The .amb file format was proposed and defined by Richard Dobson in 2001, based on Microsoft's WAVE_FORMAT_EXTENSIBLE amendment to the WAV audio file format. It mandates the use of Furse-Malham encoding.

From its parent, it inherits a maximum file size of 4GB, which is a serious limitation for live recording in higher orders.

.amb Files are distinguished from other multichannel content by their suffix and by setting the file subtype Globally Unique Identifier in their header data to either of the following values:
- SUBTYPE_AMBISONIC_B_FORMAT_PCM {00000001-0721-11d3-8644-C8C1CA000000} for integer samples, or
- SUBTYPE_AMBISONIC_B_FORMAT_IEEE_FLOAT {00000003-0721-11d3-8644-C8C1CA000000} for floating point.
The definition mandates that the WAVE_EX dwChannelMask must be set to zero. Furthermore, it recommends that the file should contain a PEAK chunk, containing the value and position of the highest sample in each channel.
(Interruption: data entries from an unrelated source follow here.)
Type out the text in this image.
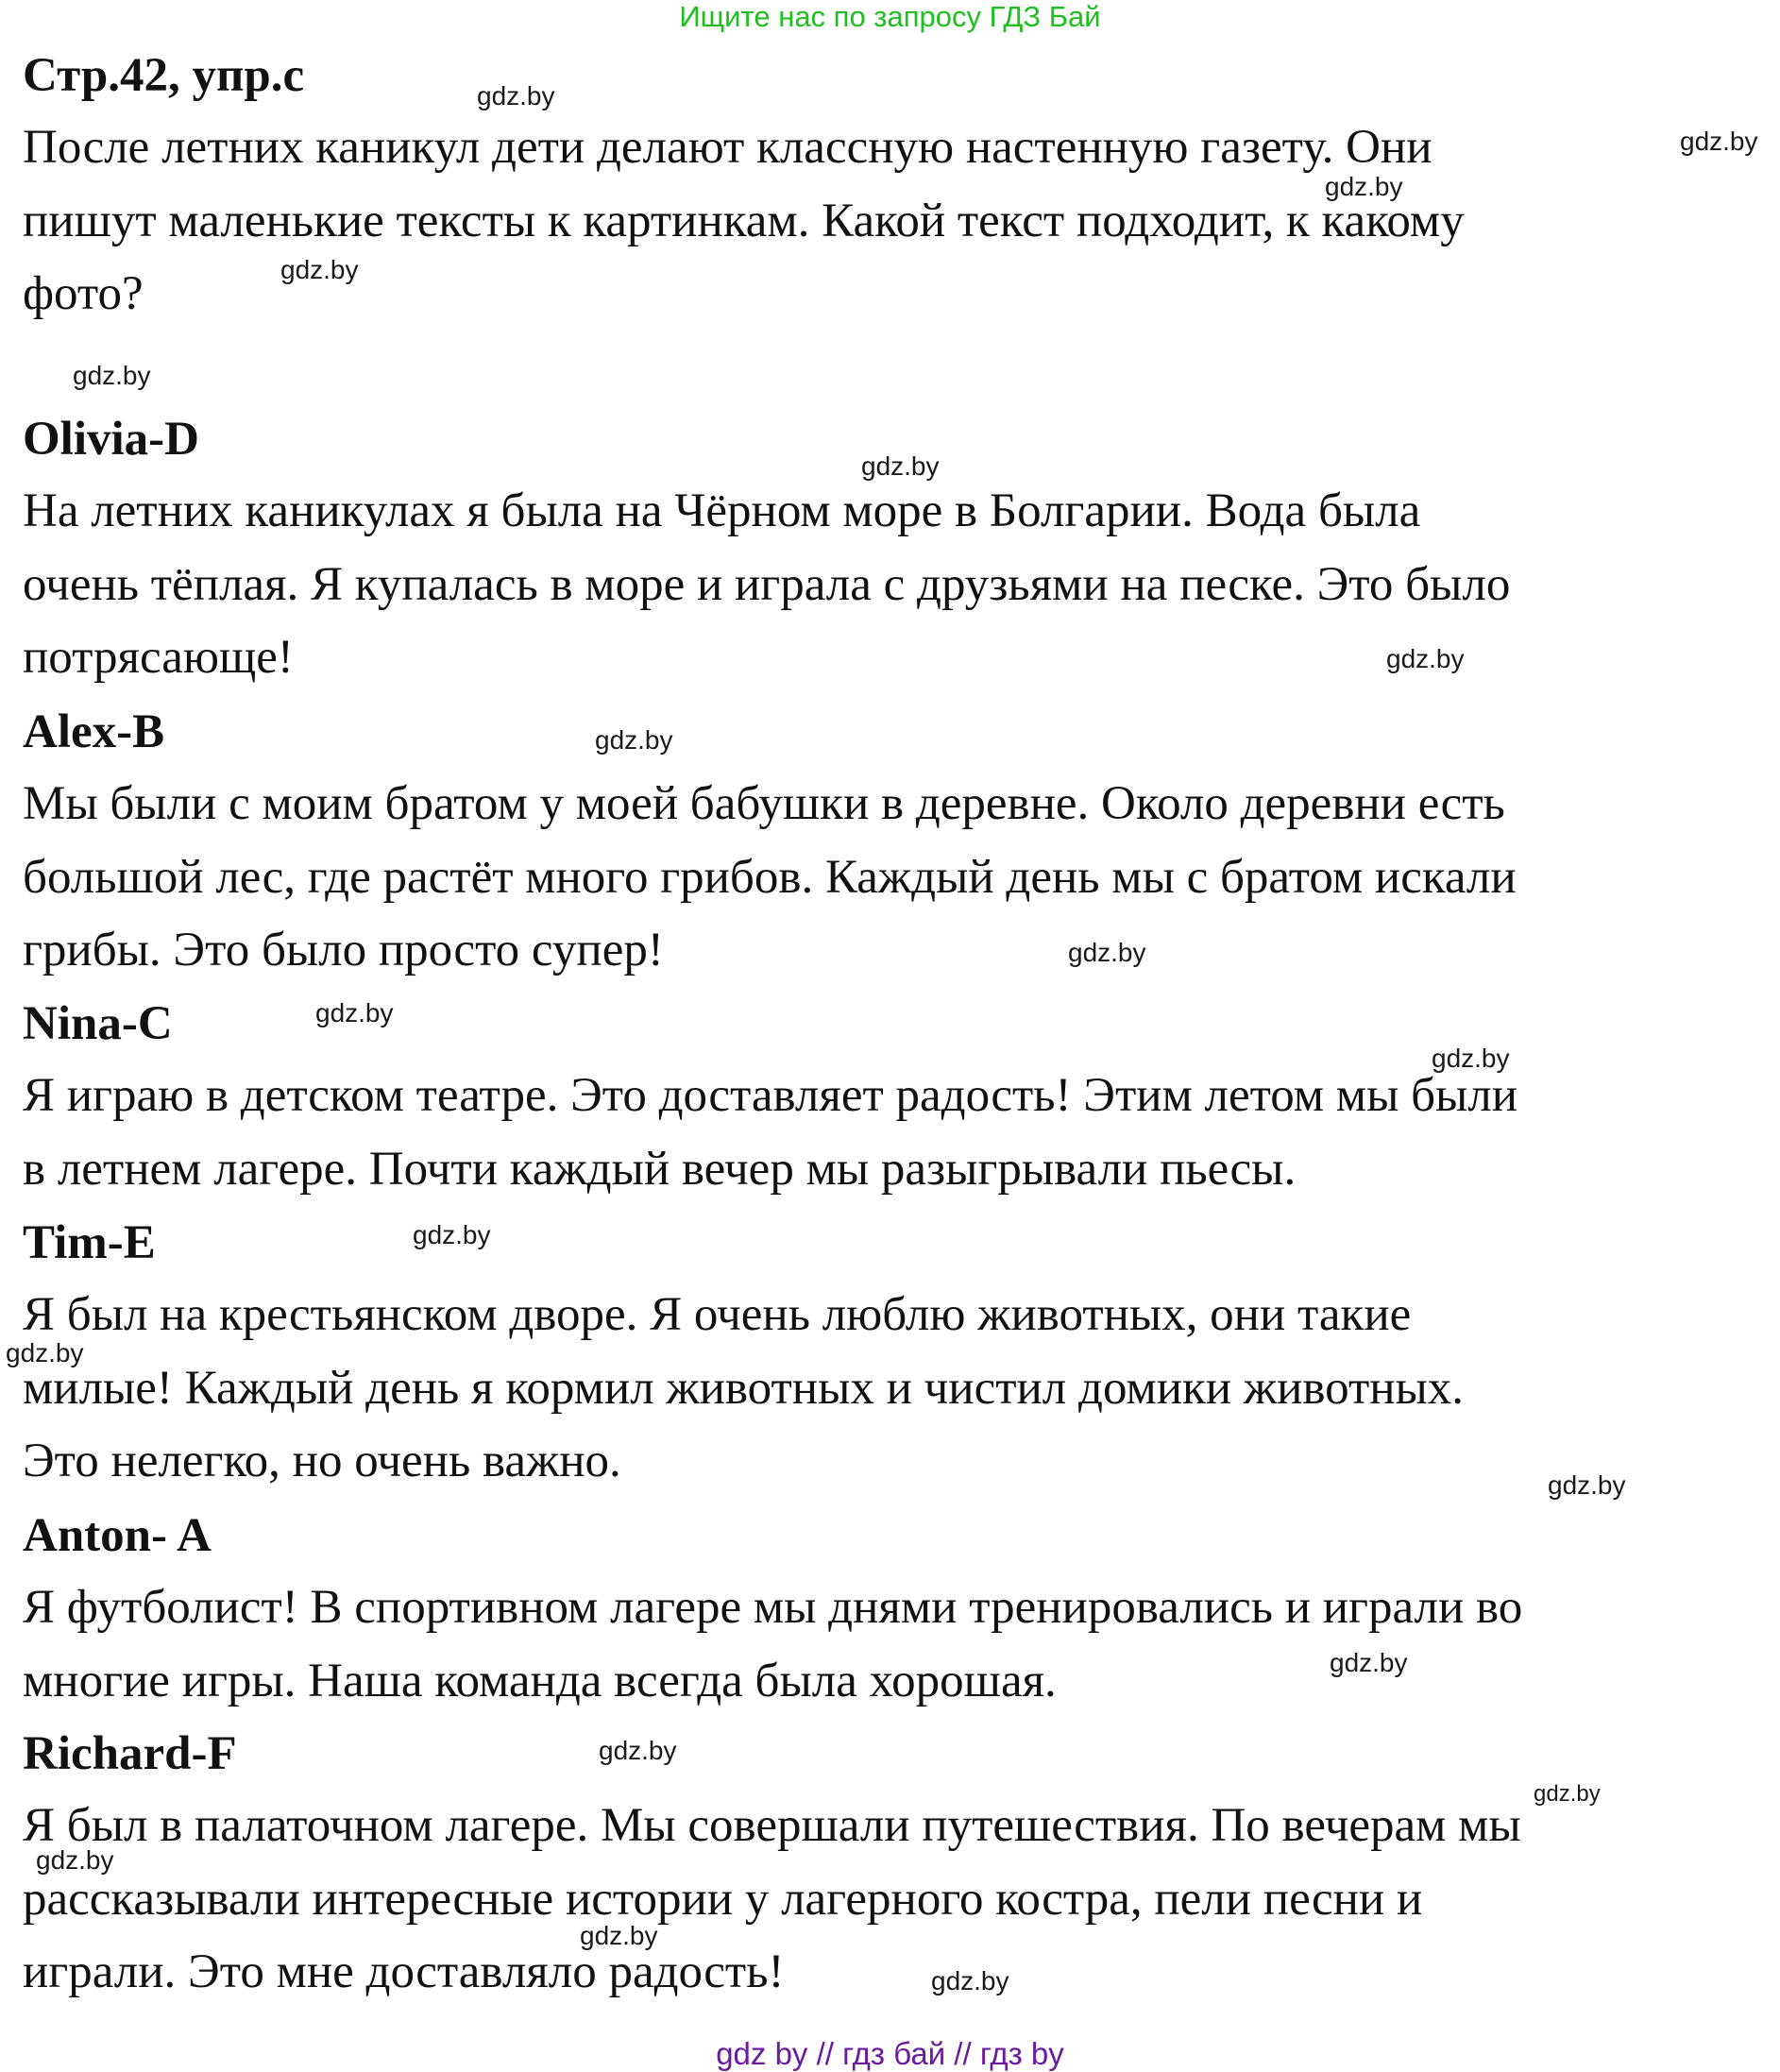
Ищите нас по запросу ГДЗ Бай
Стр.42, упр.с
После летних каникул дети делают классную настенную газету. Они
пишут маленькие тексты к картинкам. Какой текст подходит, к какому
фото?
Olivia-D
На летних каникулах я была на Чёрном море в Болгарии. Вода была
очень тёплая. Я купалась в море и играла с друзьями на песке. Это было
потрясающе!
Alex-B
Мы были с моим братом у моей бабушки в деревне. Около деревни есть
большой лес, где растёт много грибов. Каждый день мы с братом искали
грибы. Это было просто супер!
Nina-C
Я играю в детском театре. Это доставляет радость! Этим летом мы были
в летнем лагере. Почти каждый вечер мы разыгрывали пьесы.
Tim-E
Я был на крестьянском дворе. Я очень люблю животных, они такие
милые! Каждый день я кормил животных и чистил домики животных.
Это нелегко, но очень важно.
Anton- A
Я футболист! В спортивном лагере мы днями тренировались и играли во
многие игры. Наша команда всегда была хорошая.
Richard-F
Я был в палаточном лагере. Мы совершали путешествия. По вечерам мы
рассказывали интересные истории у лагерного костра, пели песни и
играли. Это мне доставляло радость!
gdz.by
gdz.by
gdz.by
gdz.by
gdz.by
gdz.by
gdz.by
gdz.by
gdz.by
gdz.by
gdz.by
gdz.by
gdz.by
gdz.by
gdz.by
gdz.by
gdz.by
gdz.by
gdz.by
gdz.by
gdz by // гдз бай // гдз by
The channels within an .amb file are interleaved, and any unused channels are omitted. This makes it possible to identify traditional #H#P mixed-order content by the number of channels present, as per the following table:

.amb to B-format channel mapping
| No of chns | Order |  | Description | Layout of components |
| horiz. | vert. |
| 1 | 0 | 0 | mono | $W$ |
| 2 | 1⁄2 | 0 | M/S stereo | $WY$ |
| 3 | 1 | 0 | first-order horizontal | $WXY$ |
| 4 | 1 | 1 | first-order full-sphere | $WXYZ$ |
| 5 | 2 | 0 | second-order horizontal | $WXYUV$ |
| 6 | 2 | 1 | second-order horizontal, first-order full-sphere | $WXYZUV$ |
| 7 | 3 | 0 | third-order horizontal | $WXYUVPQ$ |
| 8 | 3 | 1 | third-order horizontal, first-order full sphere | $WXYZVUPQ$ |
| 9 | 2 | 2 | second-order full-sphere | $WXYZRSTUV$ |
| 11 | 3 | 2 | third-order horizontal, second-order full sphere | $WXYZRSTUVPQ$ |
| 16 | 3 | 3 | third-order full sphere | $WXYZRSTUVKLMNOPQ$ |

The free and open source C library libsndfile has included .amb support since 2007.

Dobson's format has been instrumental in making native Ambisonic content easily accessible to enthusiasts, and to pave the way for research and deployment of Higher-order Ambisonics. While it cannot scale any further than third order and does not accommodate #H#V mixed order sets, its capabilities are more than sufficient for most Ambisonic content in existence today, and backwards-compatibility to .amb is an important feature of any real-world Ambisonic workflow.

=== AmbiX ===
AmbiX adopts Apple's Core Audio Format or .caf. It scales to arbitrarily high orders and has no practically relevant limitation of file size.
AmbiX files contain linear PCM data with word lengths of 16, 24, or 32 bit fixed point, or 32 or 64 bit float, at any sample rate valid for .caf. It uses ACN channel ordering with SN3D normalisation.

The basic format of AmbiX mandates a complete full-sphere signal set, the order of which can be uniquely and trivially deduced from the number of channels. Only the minimum header information required by the .caf specification are present and no other metadata is included.

The extended format is marked by the presence of a User-Defined Chunk with the UUID
1AD318C3-00E5-5576-BE2D-0DCA2460BC89.
(The original specifications used , which is an invalid UUID
).
Additionally, the header now contains an adaptor matrix of coefficients, which needs to be applied to the data streams before they can be played back. This matrix provides a generic way of mapping payloads in any previous format and any mix of orders to canonical periphony, ACN ordering and SN3D normalisation. Theoretically, it can even accommodate sound fields that span only subsets of the sphere.

AmbiX was originally proposed at the Ambisonic Symposium 2011, building upon previous work by Travis and Chapman et al.